The evaluation of patient blood management in lung resection under thoracotomy

In this study, all patients were cross-matched before the operation, but only 36.7% of these patients received blood transfusions. There are a limited number of studies in the literature investigating blood management in patients undergoing lung resection [1, 6]. Previous studies have reported blood transfusion rates of 13–27% in patients undergoing lobectomy and up to 25–30% in patients undergoing pneumonectomy. Rates vary widely due to the characteristics of patient populations [1, 6, 7, 9].

Recently, Abdelsattar et al. have reported that they performed transfusion in 7.1% of 6280 patients who underwent non-cardiac thoracic surgery. This study represents the most comprehensive analysis of transfusion needs among patients undergoing non-cardiac thoracic surgery to date. This study has also been the largest evaluating the need for type & screen (TS) in patients undergoing elective non-cardiac thoracic surgery. Only 50% of the patients had TS performed before the operation [1]. In another comprehensive study, Azizgolshani et al. argued that routine TS is not necessary before esophagectomy and lung resection [7].

The blood transfusion rates in this study have partially been consistent with the literature, and we found that we were wasting blood in our blood management process. We did not apply institutional supervision-based procedures to estimate blood loss during our elective operations. This led to the surgeon making subjective estimates for blood preparation at his discretion. This caused us to routinely cross-match and reserve blood in high-risk lobectomy and pneumonectomy operations. Considering that, especially in developed countries, TS is often preferred instead of cross-match and that this is not performed on all patients [1, 6, 10], it is concluded that our clinical practices must be altered.

When the indices in this study were evaluated, it was seen that we reserved too much blood and caused blood waste (CT: 3.88, %T: 36.7, TI: 0.78). Many indices have been introduced since the 1970s to assess correct blood use. In 1975, we first used the CT ratio. An ideal ratio of 1.0 signifies the transfusion of all cross-matched blood. A ratio of ≤ 2.5 indicates appropriate blood use. Proposals emerged in the 1980s to evaluate the effectiveness of blood transfusion using T%. A value of ≥ 30% indicates significant blood use. In 1975, they introduced another index, TI. A value of ≥ 0.5 indicates significant blood use [5, 8]. Griffiths et al. found the CT rate to be 4.02 in patients to whom they performed thoracotomy. Meads et al. reported the T% rate as 5% in patients who underwent thoracotomy Another study found this rate to be 47.7% for lobectomy and pneumonectomy [8, 11]. We think that the literature is diverse because the need for blood transfusion lung resection varies widely and there are different procedures even in the same specialty. Although the rates in our study seem to be better than those in the literature, it is thought that cross-matching all patients, the number of transfused units, and the low number of transfused patients have caused these results. Therefore, we are planning to develop a new blood preparation strategy to enhance the results.

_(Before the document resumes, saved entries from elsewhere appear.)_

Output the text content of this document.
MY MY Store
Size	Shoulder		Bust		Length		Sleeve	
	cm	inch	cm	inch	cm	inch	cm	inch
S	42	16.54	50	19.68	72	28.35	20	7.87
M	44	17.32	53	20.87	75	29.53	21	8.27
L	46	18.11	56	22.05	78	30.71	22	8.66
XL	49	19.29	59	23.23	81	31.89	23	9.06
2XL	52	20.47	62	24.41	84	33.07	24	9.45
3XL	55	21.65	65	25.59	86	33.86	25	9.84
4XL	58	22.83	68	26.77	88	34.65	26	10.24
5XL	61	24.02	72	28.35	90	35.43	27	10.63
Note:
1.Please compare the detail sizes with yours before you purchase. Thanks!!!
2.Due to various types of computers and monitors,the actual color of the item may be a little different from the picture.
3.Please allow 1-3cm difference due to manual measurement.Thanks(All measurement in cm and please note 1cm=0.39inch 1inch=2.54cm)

In this study, there was a positive correlation between the amount of blood allocated and used and the length of hospital and intensive care unit stays for the patients. We think that this actually indicates that patients with bleeding have a prolonged length of stay in the intensive care unit and in the hospital. In addition to the burden of bleeding on the healthcare system, it has been reported in many studies that blood transfusion preparation and blood transfusion itself are a burden on the healthcare system [1, 4, 12]. Turkey estimates the annual cost of blood transfusion at 100 million dollars. With the studies started in 2019 to improve blood management, the transfusion rate was reduced by 23.24% and the total cost by 15% [12, 13]. We came to the same conclusion again: we need to use audit-based methods to predict blood loss or do patient-specific blood management. This is because long hospital and intensive care stays put a lot of stress on the healthcare system, and blood preparation is not always necessary.

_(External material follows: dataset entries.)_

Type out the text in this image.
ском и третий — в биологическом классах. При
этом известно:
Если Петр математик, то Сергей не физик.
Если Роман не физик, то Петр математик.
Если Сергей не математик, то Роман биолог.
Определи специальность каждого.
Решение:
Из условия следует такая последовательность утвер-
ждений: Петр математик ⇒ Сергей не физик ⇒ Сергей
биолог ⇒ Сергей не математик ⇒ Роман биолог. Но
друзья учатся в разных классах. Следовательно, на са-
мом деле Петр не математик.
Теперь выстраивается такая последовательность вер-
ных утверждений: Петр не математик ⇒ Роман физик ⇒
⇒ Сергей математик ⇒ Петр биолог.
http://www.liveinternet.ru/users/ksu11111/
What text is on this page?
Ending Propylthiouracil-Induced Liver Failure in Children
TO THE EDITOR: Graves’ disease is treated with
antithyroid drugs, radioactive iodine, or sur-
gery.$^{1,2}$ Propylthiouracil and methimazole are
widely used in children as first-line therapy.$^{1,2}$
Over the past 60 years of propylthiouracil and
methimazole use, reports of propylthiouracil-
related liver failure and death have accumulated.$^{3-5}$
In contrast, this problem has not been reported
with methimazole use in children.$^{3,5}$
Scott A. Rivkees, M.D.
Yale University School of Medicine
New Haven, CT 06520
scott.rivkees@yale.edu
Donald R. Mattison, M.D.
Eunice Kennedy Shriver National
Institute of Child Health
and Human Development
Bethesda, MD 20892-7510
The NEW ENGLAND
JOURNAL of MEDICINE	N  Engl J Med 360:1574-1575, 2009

The limitations of our study are that it is retrospective and single-center and that our number of patients is small. Our choice of thoracotomy might be considered a limitation for the study, as minimally invasive surgical techniques are more common, but this also makes our study valuable. Our hospital is a tertiary hospital with a blood bank, so access to blood products is easy and fast. Our study gives the idea that surgeons should not overdo blood preparation when performing lobectomy and pneumonectomy with thoracotomy in similar hospitals.